Gdy już znajdę problematyczny punkt, zmniejszam podbicie i decyduję, ile muszę zmniejszyć (lub czy w ogóle muszę zmniejszać). Ta sama metoda działa w odwrotnym kierunku, jeśli chcesz poprawić konkretną charakterystykę werbla, na przykład znaleźć słodki punkt dla większej masy lub pęknięcia.
Nie wprowadzaj zmian w trybie solo
Oto najlepsza rada, jaką mogę ci dać: nie wprowadzaj zmian EQ w trybie solo.
Bez względu na to, jak kuszące jest obsesyjne dążenie do tego, by werbel brzmiał niesamowicie sam w sobie, tak naprawdę liczy się to, jak działa on w kontekście utworu. Możesz spędzić godziny na tworzeniu idealnego brzmienia werbla solo, tylko po to, aby wrzucić go z powrotem do miksu i zdać sobie sprawę, że nie pasuje. W ogóle.
Jest to szczególnie prawdziwe w przypadku perkusji na żywo, która często nagrywana jest przy użyciu całej gamy mikrofonów. Zmiana tylko jednej częstotliwości na mikrofonie werbla może zmienić cały balans zestawu, gdy usłyszysz go razem.
Na przykład, podbicie wysokich tonów w korektorze hi-hatu może nagle sprawić, że werbel stanie się ciemniejszy lub odwrotnie.
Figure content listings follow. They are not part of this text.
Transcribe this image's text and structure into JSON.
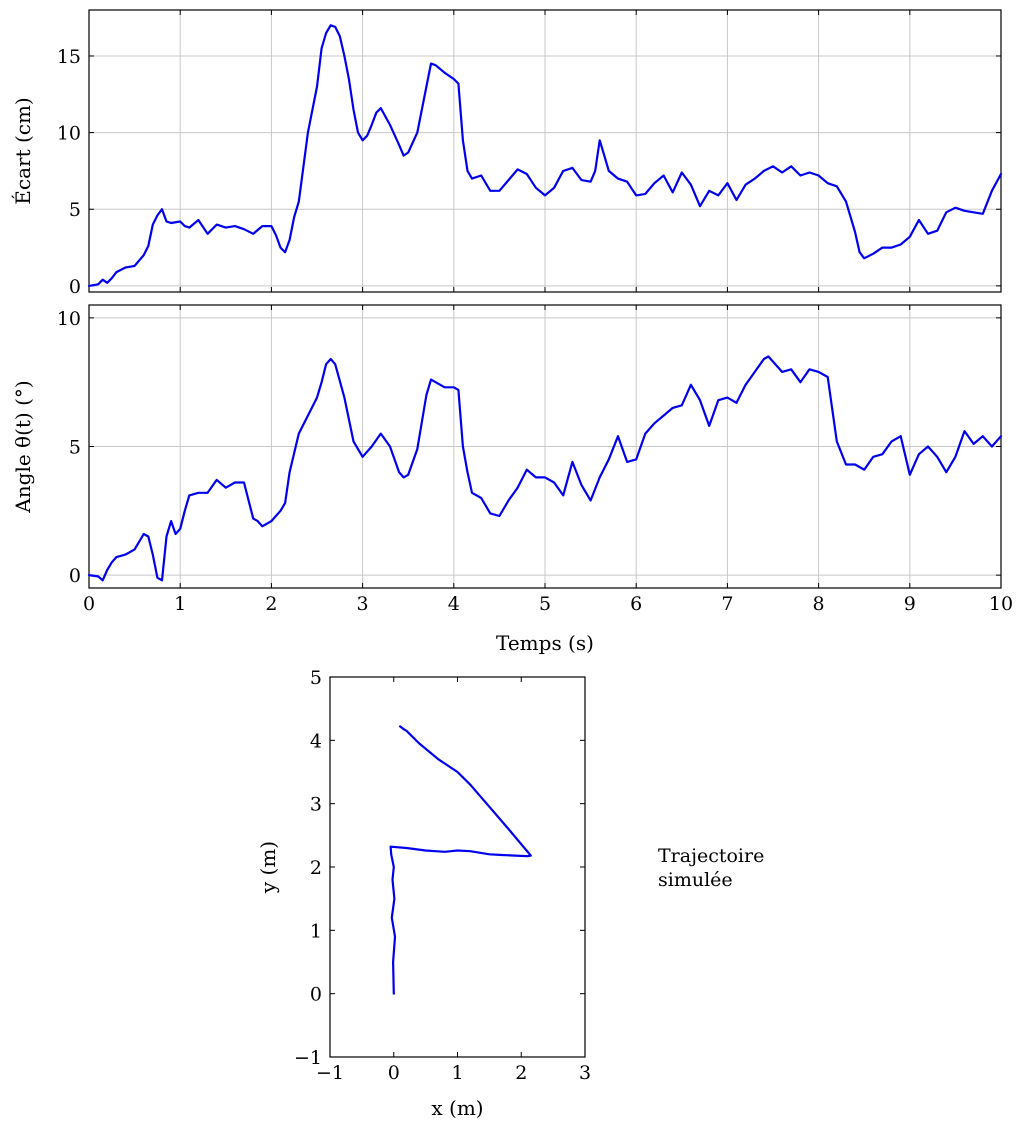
{
  "chart_data": [
    {
      "type": "line",
      "ylabel": "Écart (cm)",
      "xlim": [
        0,
        10
      ],
      "ylim": [
        -0.4,
        18
      ],
      "xticks": [
        0,
        1,
        2,
        3,
        4,
        5,
        6,
        7,
        8,
        9,
        10
      ],
      "yticks": [
        0,
        5,
        10,
        15
      ],
      "grid": true,
      "series": [
        {
          "color": "#0000ee",
          "x": [
            0,
            0.1,
            0.15,
            0.2,
            0.25,
            0.3,
            0.4,
            0.5,
            0.6,
            0.65,
            0.7,
            0.75,
            0.8,
            0.85,
            0.9,
            1.0,
            1.05,
            1.1,
            1.2,
            1.3,
            1.4,
            1.5,
            1.6,
            1.7,
            1.8,
            1.9,
            2.0,
            2.05,
            2.1,
            2.15,
            2.2,
            2.25,
            2.3,
            2.4,
            2.5,
            2.55,
            2.6,
            2.65,
            2.7,
            2.75,
            2.8,
            2.85,
            2.9,
            2.95,
            3.0,
            3.05,
            3.1,
            3.15,
            3.2,
            3.3,
            3.4,
            3.45,
            3.5,
            3.6,
            3.7,
            3.75,
            3.8,
            3.9,
            4.0,
            4.05,
            4.1,
            4.15,
            4.2,
            4.3,
            4.4,
            4.5,
            4.6,
            4.7,
            4.8,
            4.9,
            5.0,
            5.1,
            5.2,
            5.3,
            5.4,
            5.5,
            5.55,
            5.6,
            5.65,
            5.7,
            5.8,
            5.9,
            6.0,
            6.1,
            6.2,
            6.3,
            6.4,
            6.5,
            6.6,
            6.7,
            6.8,
            6.9,
            7.0,
            7.1,
            7.2,
            7.3,
            7.4,
            7.5,
            7.6,
            7.7,
            7.8,
            7.9,
            8.0,
            8.1,
            8.2,
            8.3,
            8.4,
            8.45,
            8.5,
            8.6,
            8.7,
            8.8,
            8.9,
            9.0,
            9.1,
            9.2,
            9.3,
            9.4,
            9.5,
            9.6,
            9.7,
            9.8,
            9.9,
            10.0
          ],
          "y": [
            0,
            0.1,
            0.4,
            0.2,
            0.5,
            0.9,
            1.2,
            1.3,
            2.0,
            2.6,
            4.0,
            4.6,
            5.0,
            4.2,
            4.1,
            4.2,
            3.9,
            3.8,
            4.3,
            3.4,
            4.0,
            3.8,
            3.9,
            3.7,
            3.4,
            3.9,
            3.9,
            3.3,
            2.5,
            2.2,
            3.0,
            4.5,
            5.5,
            10.0,
            13.0,
            15.5,
            16.5,
            17.0,
            16.9,
            16.3,
            15.0,
            13.5,
            11.5,
            10.0,
            9.5,
            9.8,
            10.5,
            11.3,
            11.6,
            10.5,
            9.2,
            8.5,
            8.7,
            10.0,
            13.0,
            14.5,
            14.4,
            13.9,
            13.5,
            13.2,
            9.5,
            7.5,
            7.0,
            7.2,
            6.2,
            6.2,
            6.9,
            7.6,
            7.3,
            6.4,
            5.9,
            6.4,
            7.5,
            7.7,
            6.9,
            6.8,
            7.5,
            9.5,
            8.5,
            7.5,
            7.0,
            6.8,
            5.9,
            6.0,
            6.7,
            7.2,
            6.1,
            7.4,
            6.6,
            5.2,
            6.2,
            5.9,
            6.7,
            5.6,
            6.6,
            7.0,
            7.5,
            7.8,
            7.4,
            7.8,
            7.2,
            7.4,
            7.2,
            6.7,
            6.5,
            5.5,
            3.5,
            2.2,
            1.8,
            2.1,
            2.5,
            2.5,
            2.7,
            3.2,
            4.3,
            3.4,
            3.6,
            4.8,
            5.1,
            4.9,
            4.8,
            4.7,
            6.2,
            7.3
          ]
        }
      ]
    },
    {
      "type": "line",
      "ylabel": "Angle θ(t) (°)",
      "xlabel": "Temps (s)",
      "xlim": [
        0,
        10
      ],
      "ylim": [
        -0.5,
        10.5
      ],
      "xticks": [
        0,
        1,
        2,
        3,
        4,
        5,
        6,
        7,
        8,
        9,
        10
      ],
      "yticks": [
        0,
        5,
        10
      ],
      "grid": true,
      "series": [
        {
          "color": "#0000ee",
          "x": [
            0,
            0.1,
            0.15,
            0.2,
            0.25,
            0.3,
            0.4,
            0.5,
            0.55,
            0.6,
            0.65,
            0.7,
            0.75,
            0.8,
            0.85,
            0.9,
            0.95,
            1.0,
            1.05,
            1.1,
            1.2,
            1.3,
            1.4,
            1.5,
            1.6,
            1.7,
            1.8,
            1.85,
            1.9,
            2.0,
            2.1,
            2.15,
            2.2,
            2.3,
            2.4,
            2.5,
            2.55,
            2.6,
            2.65,
            2.7,
            2.8,
            2.9,
            3.0,
            3.1,
            3.2,
            3.3,
            3.4,
            3.45,
            3.5,
            3.6,
            3.7,
            3.75,
            3.8,
            3.9,
            4.0,
            4.05,
            4.1,
            4.15,
            4.2,
            4.3,
            4.4,
            4.5,
            4.6,
            4.7,
            4.8,
            4.9,
            5.0,
            5.1,
            5.2,
            5.3,
            5.4,
            5.5,
            5.6,
            5.7,
            5.8,
            5.9,
            6.0,
            6.1,
            6.2,
            6.3,
            6.4,
            6.5,
            6.6,
            6.7,
            6.8,
            6.9,
            7.0,
            7.1,
            7.2,
            7.3,
            7.4,
            7.45,
            7.5,
            7.6,
            7.7,
            7.8,
            7.9,
            8.0,
            8.1,
            8.2,
            8.3,
            8.4,
            8.5,
            8.6,
            8.7,
            8.8,
            8.9,
            9.0,
            9.1,
            9.2,
            9.3,
            9.4,
            9.5,
            9.6,
            9.7,
            9.8,
            9.9,
            10.0
          ],
          "y": [
            0,
            -0.05,
            -0.2,
            0.2,
            0.5,
            0.7,
            0.8,
            1.0,
            1.3,
            1.6,
            1.5,
            0.8,
            -0.1,
            -0.2,
            1.5,
            2.1,
            1.6,
            1.8,
            2.5,
            3.1,
            3.2,
            3.2,
            3.7,
            3.4,
            3.6,
            3.6,
            2.2,
            2.1,
            1.9,
            2.1,
            2.5,
            2.8,
            4.0,
            5.5,
            6.2,
            6.9,
            7.5,
            8.2,
            8.4,
            8.2,
            6.9,
            5.2,
            4.6,
            5.0,
            5.5,
            5.0,
            4.0,
            3.8,
            3.9,
            4.9,
            7.0,
            7.6,
            7.5,
            7.3,
            7.3,
            7.2,
            5.0,
            4.0,
            3.2,
            3.0,
            2.4,
            2.3,
            2.9,
            3.4,
            4.1,
            3.8,
            3.8,
            3.6,
            3.1,
            4.4,
            3.5,
            2.9,
            3.8,
            4.5,
            5.4,
            4.4,
            4.5,
            5.5,
            5.9,
            6.2,
            6.5,
            6.6,
            7.4,
            6.8,
            5.8,
            6.8,
            6.9,
            6.7,
            7.4,
            7.9,
            8.4,
            8.5,
            8.3,
            7.9,
            8.0,
            7.5,
            8.0,
            7.9,
            7.7,
            5.2,
            4.3,
            4.3,
            4.1,
            4.6,
            4.7,
            5.2,
            5.4,
            3.9,
            4.7,
            5.0,
            4.6,
            4.0,
            4.6,
            5.6,
            5.1,
            5.4,
            5.0,
            5.4
          ]
        }
      ]
    },
    {
      "type": "line",
      "xlabel": "x (m)",
      "ylabel": "y (m)",
      "xlim": [
        -1,
        3
      ],
      "ylim": [
        -1,
        5
      ],
      "xticks": [
        -1,
        0,
        1,
        2,
        3
      ],
      "yticks": [
        -1,
        0,
        1,
        2,
        3,
        4,
        5
      ],
      "grid": false,
      "annotation": "Trajectoire simulée",
      "series": [
        {
          "color": "#0000ee",
          "x": [
            0.0,
            -0.01,
            0.02,
            -0.03,
            0.01,
            -0.02,
            0.0,
            -0.04,
            -0.05,
            0.2,
            0.5,
            0.8,
            1.0,
            1.2,
            1.5,
            1.7,
            1.9,
            2.1,
            2.15,
            1.8,
            1.5,
            1.2,
            1.0,
            0.7,
            0.4,
            0.2,
            0.15,
            0.1
          ],
          "y": [
            0.0,
            0.5,
            0.9,
            1.2,
            1.5,
            1.8,
            2.0,
            2.2,
            2.32,
            2.3,
            2.26,
            2.24,
            2.26,
            2.25,
            2.2,
            2.19,
            2.18,
            2.17,
            2.18,
            2.6,
            2.95,
            3.3,
            3.5,
            3.7,
            3.95,
            4.15,
            4.18,
            4.22
          ]
        }
      ]
    }
  ]
}
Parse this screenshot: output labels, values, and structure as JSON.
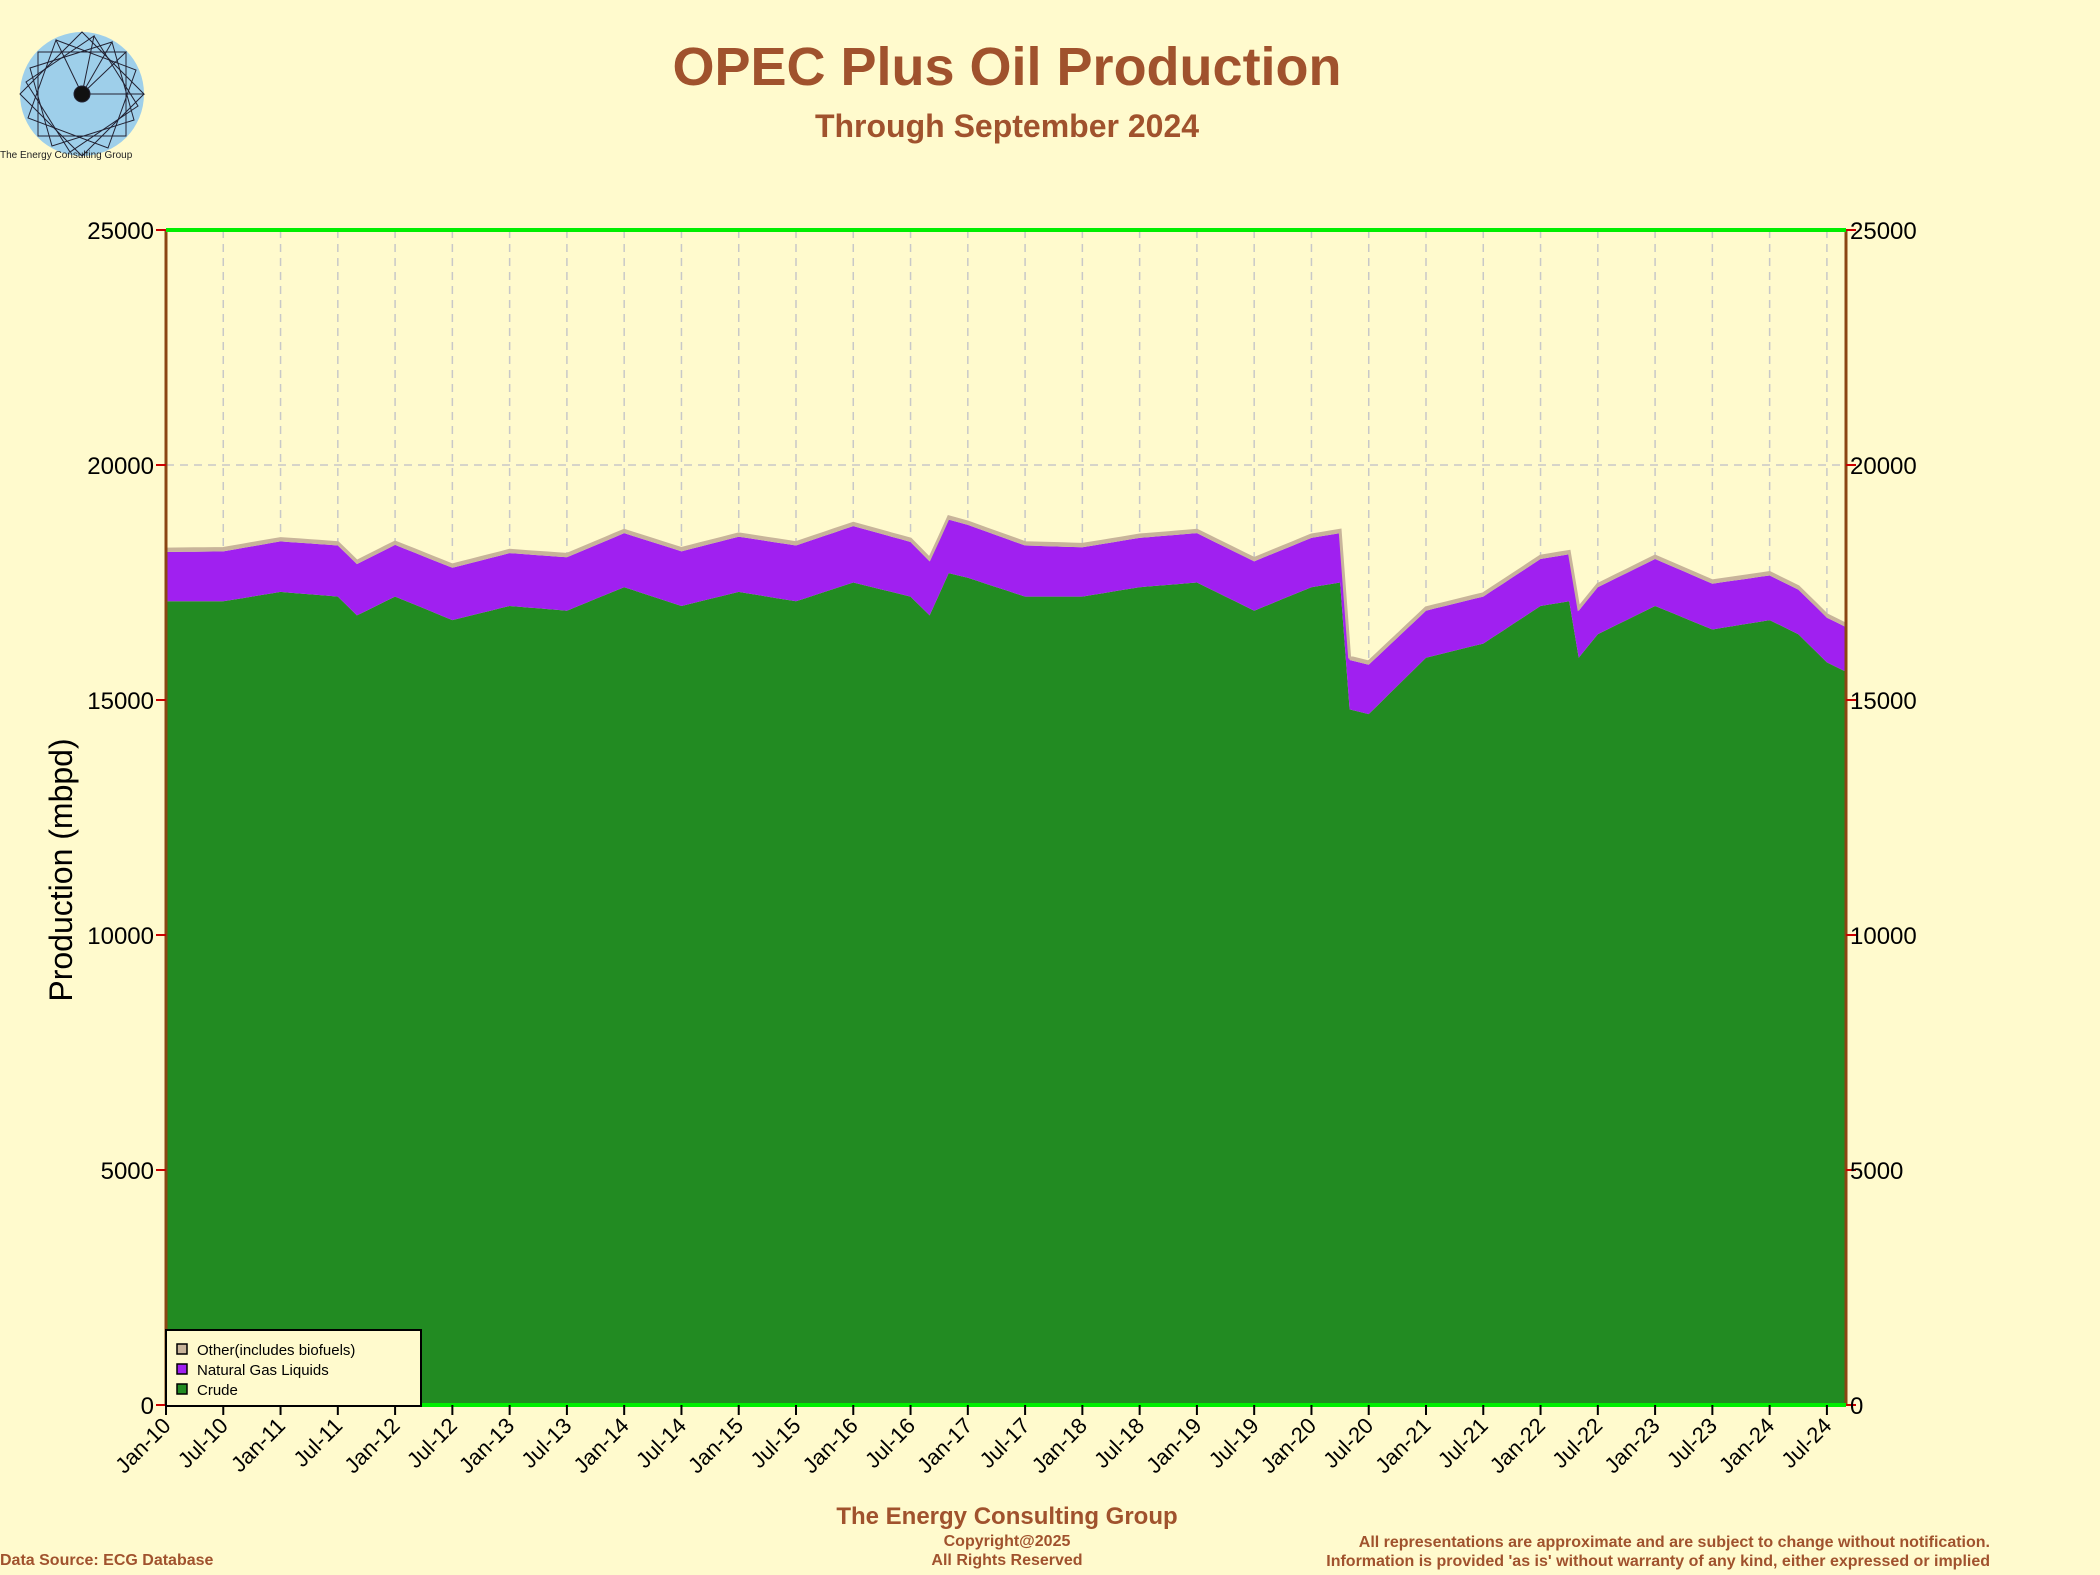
{
  "header": {
    "title": "OPEC Plus Oil Production",
    "subtitle": "Through September 2024",
    "logo_caption": "The Energy Consulting Group"
  },
  "footer": {
    "company": "The Energy Consulting Group",
    "copyright": "Copyright@2025",
    "rights": "All Rights Reserved",
    "data_source": "Data Source: ECG Database",
    "disclaimer_1": "All representations are approximate and are subject to change without notification.",
    "disclaimer_2": "Information is provided 'as is' without warranty of any kind, either expressed or implied"
  },
  "colors": {
    "background": "#FFFACD",
    "title": "#A0522D",
    "crude": "#228B22",
    "ngl": "#A020F0",
    "other": "#C8B49A",
    "axis_top_bottom": "#00EE00",
    "axis_sides": "#8B4513"
  },
  "chart_data": {
    "type": "area",
    "stacked": true,
    "ylabel": "Production (mbpd)",
    "ylim": [
      0,
      25000
    ],
    "yticks": [
      0,
      5000,
      10000,
      15000,
      20000,
      25000
    ],
    "right_axis": true,
    "grid": true,
    "x_start": "Jan-10",
    "x_end": "Sep-24",
    "xticks": [
      "Jan-10",
      "Jul-10",
      "Jan-11",
      "Jul-11",
      "Jan-12",
      "Jul-12",
      "Jan-13",
      "Jul-13",
      "Jan-14",
      "Jul-14",
      "Jan-15",
      "Jul-15",
      "Jan-16",
      "Jul-16",
      "Jan-17",
      "Jul-17",
      "Jan-18",
      "Jul-18",
      "Jan-19",
      "Jul-19",
      "Jan-20",
      "Jul-20",
      "Jan-21",
      "Jul-21",
      "Jan-22",
      "Jul-22",
      "Jan-23",
      "Jul-23",
      "Jan-24",
      "Jul-24"
    ],
    "legend": {
      "position": "bottom-left",
      "entries": [
        {
          "name": "Other(includes biofuels)",
          "color": "#C8B49A"
        },
        {
          "name": "Natural Gas Liquids",
          "color": "#A020F0"
        },
        {
          "name": "Crude",
          "color": "#228B22"
        }
      ]
    },
    "series": [
      {
        "name": "Crude",
        "keypoints": [
          [
            "Jan-10",
            17100
          ],
          [
            "Jul-10",
            17100
          ],
          [
            "Jan-11",
            17300
          ],
          [
            "Jul-11",
            17200
          ],
          [
            "Sep-11",
            16800
          ],
          [
            "Jan-12",
            17200
          ],
          [
            "Jul-12",
            16700
          ],
          [
            "Jan-13",
            17000
          ],
          [
            "Jul-13",
            16900
          ],
          [
            "Jan-14",
            17400
          ],
          [
            "Jul-14",
            17000
          ],
          [
            "Jan-15",
            17300
          ],
          [
            "Jul-15",
            17100
          ],
          [
            "Jan-16",
            17500
          ],
          [
            "Jul-16",
            17200
          ],
          [
            "Sep-16",
            16800
          ],
          [
            "Nov-16",
            17700
          ],
          [
            "Jan-17",
            17600
          ],
          [
            "Jul-17",
            17200
          ],
          [
            "Jan-18",
            17200
          ],
          [
            "Jul-18",
            17400
          ],
          [
            "Jan-19",
            17500
          ],
          [
            "Jul-19",
            16900
          ],
          [
            "Jan-20",
            17400
          ],
          [
            "Apr-20",
            17500
          ],
          [
            "May-20",
            14800
          ],
          [
            "Jul-20",
            14700
          ],
          [
            "Jan-21",
            15900
          ],
          [
            "Jul-21",
            16200
          ],
          [
            "Jan-22",
            17000
          ],
          [
            "Apr-22",
            17100
          ],
          [
            "May-22",
            15900
          ],
          [
            "Jul-22",
            16400
          ],
          [
            "Jan-23",
            17000
          ],
          [
            "Jul-23",
            16500
          ],
          [
            "Jan-24",
            16700
          ],
          [
            "Apr-24",
            16400
          ],
          [
            "Jul-24",
            15800
          ],
          [
            "Sep-24",
            15600
          ]
        ]
      },
      {
        "name": "Natural Gas Liquids",
        "keypoints": [
          [
            "Jan-10",
            1050
          ],
          [
            "Jan-12",
            1100
          ],
          [
            "Jan-14",
            1150
          ],
          [
            "Jan-16",
            1200
          ],
          [
            "Jan-18",
            1050
          ],
          [
            "Jan-20",
            1050
          ],
          [
            "Jul-20",
            1050
          ],
          [
            "Jan-21",
            1000
          ],
          [
            "Jul-21",
            1000
          ],
          [
            "Jan-22",
            1000
          ],
          [
            "Jan-23",
            1000
          ],
          [
            "Jan-24",
            950
          ],
          [
            "Sep-24",
            950
          ]
        ]
      },
      {
        "name": "Other(includes biofuels)",
        "keypoints": [
          [
            "Jan-10",
            60
          ],
          [
            "Sep-24",
            60
          ]
        ]
      }
    ]
  }
}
Wszystko jest ze sobą połączone, więc musisz myśleć holistycznie.
Chodzi o to, że werbel nie istnieje w próżni. Wyreguluj go słuchając całego zestawu, a jeszcze lepiej całego miksu. Skup się na tym, jak werbel współgra z kopnięciem, talerzami, hi-hatem - wszystkim. Wszystko zależy od perspektywy.
Właściwy korektor dźwięku na werblu
Jak powiedziałem wcześniej, każdy korektor werbla będzie inny. Nie traktuj żadnej z rzeczy, które powiedziałem powyżej jako ewangelii, ale raczej użyj ich jako przewodnika, aby dać sobie dobry punkt wyjścia, gdy czujesz, że musisz wprowadzić zmiany, ale nie jesteś pewien, od czego zacząć.
Może się nawet okazać, że wcale nie trzeba będzie używać tych samych częstotliwości, w zależności od brzmienia werbla lub całego miksu.
Zaufaj swoim uszom w kwestii EQ werbla, a zajdziesz znacznie dalej!